Angelo Martino, 41, of Land O’Lakes, Florida, admitted one count of conspiracy to obstruct, delay or affect commerce or the movement of any article or commodity in commerce by extortion.

Martino, who is believed to have worked for incident response firm Digital Mint, is said to have begun colluding with the BlackCat ransomware group in April 2023.

Working as a negotiator for five corporate ransomware victims, he passed information such as insurance policy limits and internal negotiation positions to the group, so they could maximize their profits.

Martino was paid for this information, the Justice Department said.

Read more: Why Ransomware Remains One of Cybersecurity’s Most Persistent and Costly Threats

Martino went further than passing BlackCat information on his clients. He also admitted to conspiring with Ryan Goldberg of Georgia and Kevin Martin of Texas to deploy ransomware against various US victims between April and November 2023 – effectively working as a BlackCat affiliate.

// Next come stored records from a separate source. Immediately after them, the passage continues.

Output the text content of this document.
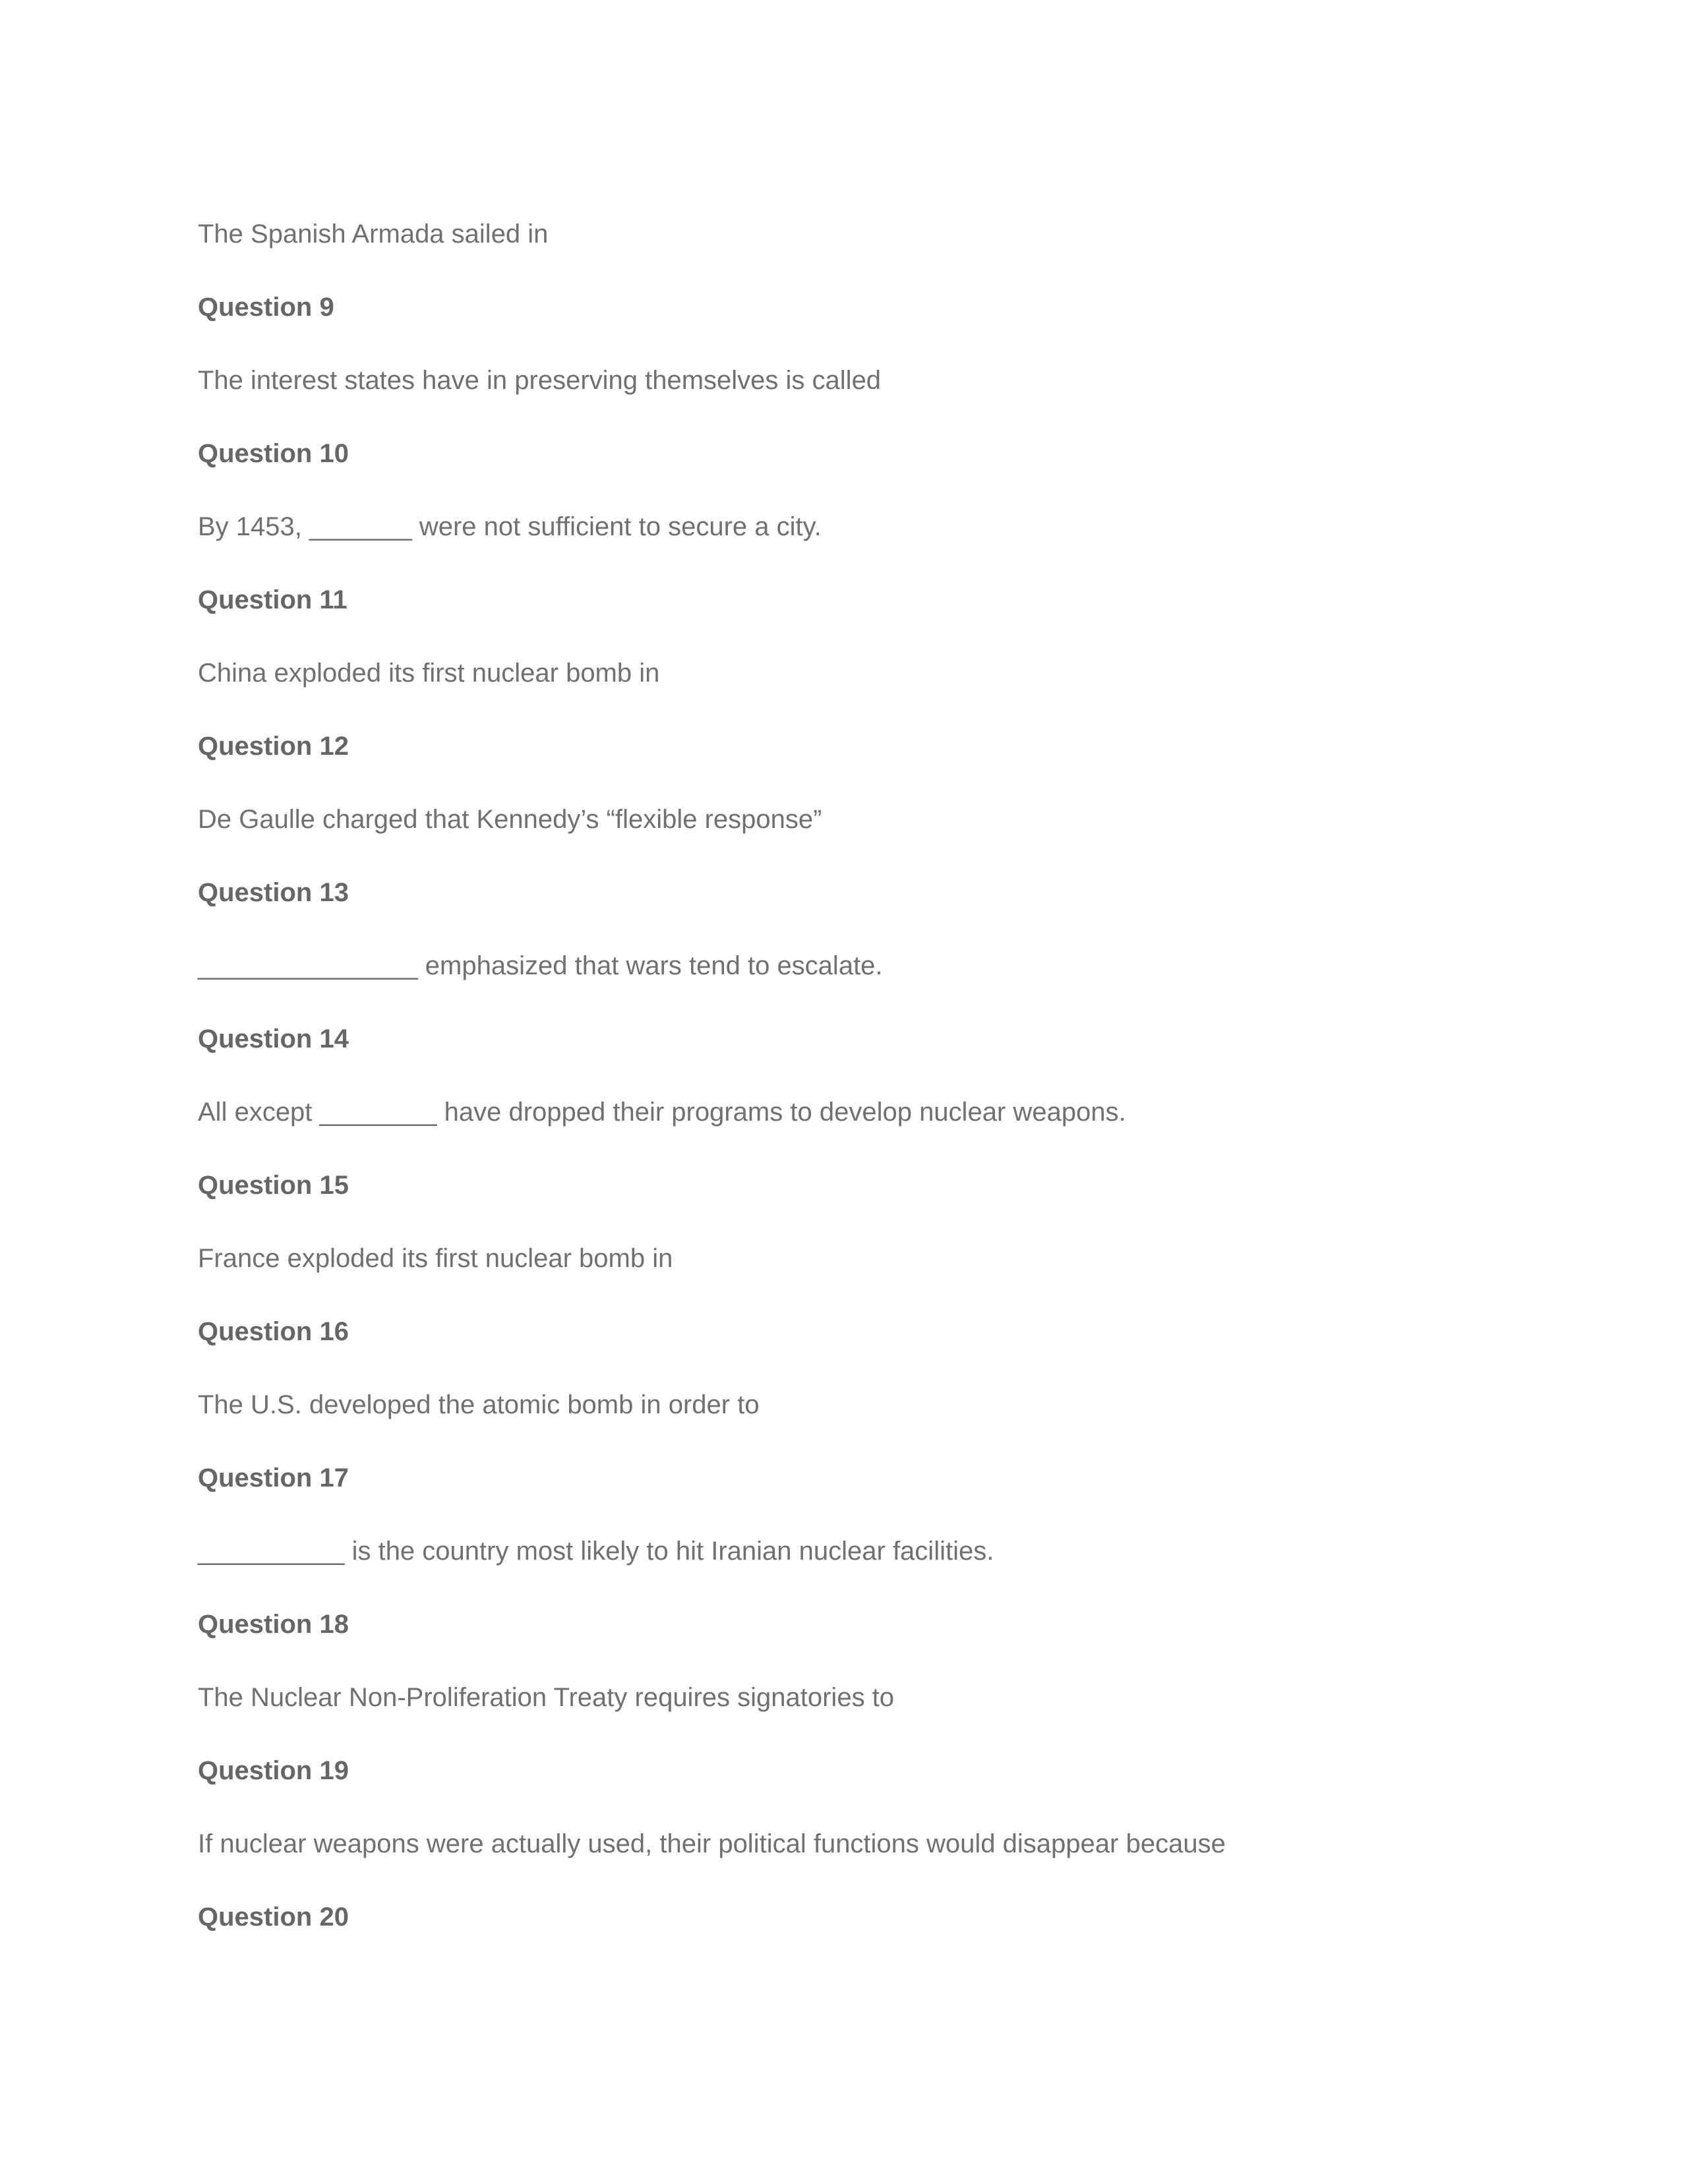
The Spanish Armada sailed in
Question 9
The interest states have in preserving themselves is called
Question 10
By 1453, _______ were not sufficient to secure a city.
Question 11
China exploded its first nuclear bomb in
Question 12
De Gaulle charged that Kennedy’s “flexible response”
Question 13
_______________ emphasized that wars tend to escalate.
Question 14
All except ________ have dropped their programs to develop nuclear weapons.
Question 15
France exploded its first nuclear bomb in
Question 16
The U.S. developed the atomic bomb in order to
Question 17
__________ is the country most likely to hit Iranian nuclear facilities.
Question 18
The Nuclear Non-Proliferation Treaty requires signatories to
Question 19
If nuclear weapons were actually used, their political functions would disappear because
Question 20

A Multimillion-Dollar Scheme

It’s unclear how many of these attacks took place and how much revenue they generated, but the authorities said they have seized $10m in assets from Martino, including digital currency, vehicles, a food truck, and a luxury fishing boat.

According to court documents seen by Infosecurity, an unnamed hospitality firm paid the trio a ransom of $16.5m while a financial services firm paid $25.7m and a non-profit $26.8m. Other victims included retailers, manufacturers, medical companies, engineering firms and pharmaceuticals companies.

“Angelo Martino’s clients trusted him to respond to ransomware threats and help thwart and remedy them on behalf of victims,” said assistant attorney general A. Tysen Duva of the Justice Department’s Criminal Division.

“Instead, he betrayed them and began launching ransomware attacks himself by assisting cybercriminals and harming victims, his own employer, and the cyber incident response industry itself.”

Martino will be sentenced on July 9 and faces a maximum penalty of 20 years behind bars.

The BlackCat group, also known as ALPHV, was estimated by the FBI to have made as much as $300m from hundreds of victims up to late 2023. On one occasion, an affiliate even threatened to report a victim to the US Securities and Exchange Commission (SEC), in a bid to pressure payment.

The group’s leak site was seized in December 2023 and a decryptor released for the ransomware, which experts claimed may have saved victims tens of millions of dollars in payments.